CLEVELAND – Additional afternoon questioning of potential jurors in the federal corruption trial of co-defendants Jimmy Dimora and Michael Gabor made clear people across northeast Ohio have been following this case.
Only seven out of 44 potential jurors had not heard about the charges against Dimora and Gabor.
The jury pool was pulled from seven counties south of Summit County, where the federal trial is being held in U.S. District Court in Akron.
The counties consist primarily of rural areas, but the jury pool had some definite connections to Cuyahoga, including one potential juror who worked in the county.
The federal case was built on the largest corruption probe in county history. Defense attorneys had argued in the months leading up to jury selection that because news of the probe, raids and indictment was far-reaching, and they believed would create a “media circus,” the trial should be moved further away from Cleveland. The judge denied that request.

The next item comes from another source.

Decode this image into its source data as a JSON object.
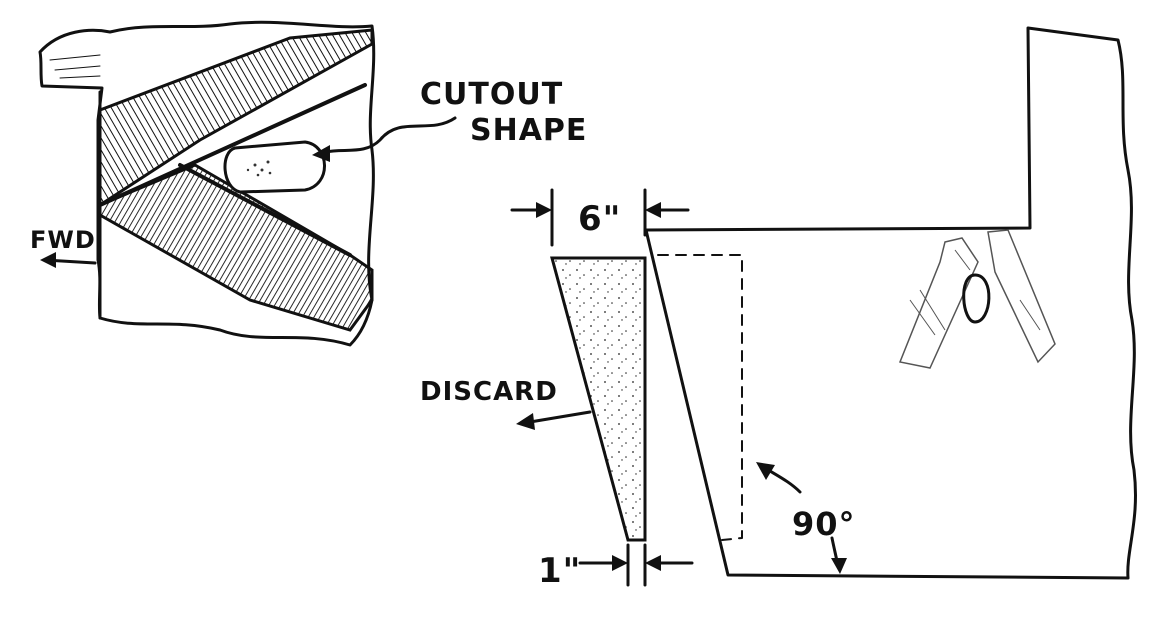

The potential jury members told the judge they heard about the case through news reports on television, the Internet, radio and newspapers.
Several times U.S. District Court Judge Sara Lioi asked if potential jurors could remain objective, asking the question in different ways, such as, “Do you understand news reports may or may not be accurate?” and “Can you set aside those news reports and decide this case solely on the facts presented?” The judge also asked, “You understand those news stories don’t have all the evidence before them?” To some potential jurors, the judge asked if they had ever posted anything related to the case on any blogs.
Work-related issues were also called into question by Judge Lioi. Some jurors stated they work winter-based jobs, and others expressed their concern over the possibility of missing work for up to three months, the possible length of the federal trial.
Many jurors also were asked about knowing of the guilty plea former Cuyahoga County Auditor Frank Russo. Judge Lioi asked several people if they could put aside his plea when considering the charges against Dimora and Gabor.
Russo pleaded guilty to more than 20 corruption-related charges in December 2010. He faces more than 20 years in prison, but that could be reduced after his expected testimony against his one-time friend and political ally, Dimora.
Dimora will be tried with a co-defendant, Michael Gabor, of Parma. Dimora and the former employee in the county auditor’s office both had asked to be tried separately. The judge refused.
Gabor, like Dimora, has pleaded not guilty to conspiracy, bribery and other charges.
At 3:30 p.m. Wednesday, the court took a brief recess, before the last eight jurors were set to face additional questioning by the judge.
The trial is scheduled to begin on Jan. 9.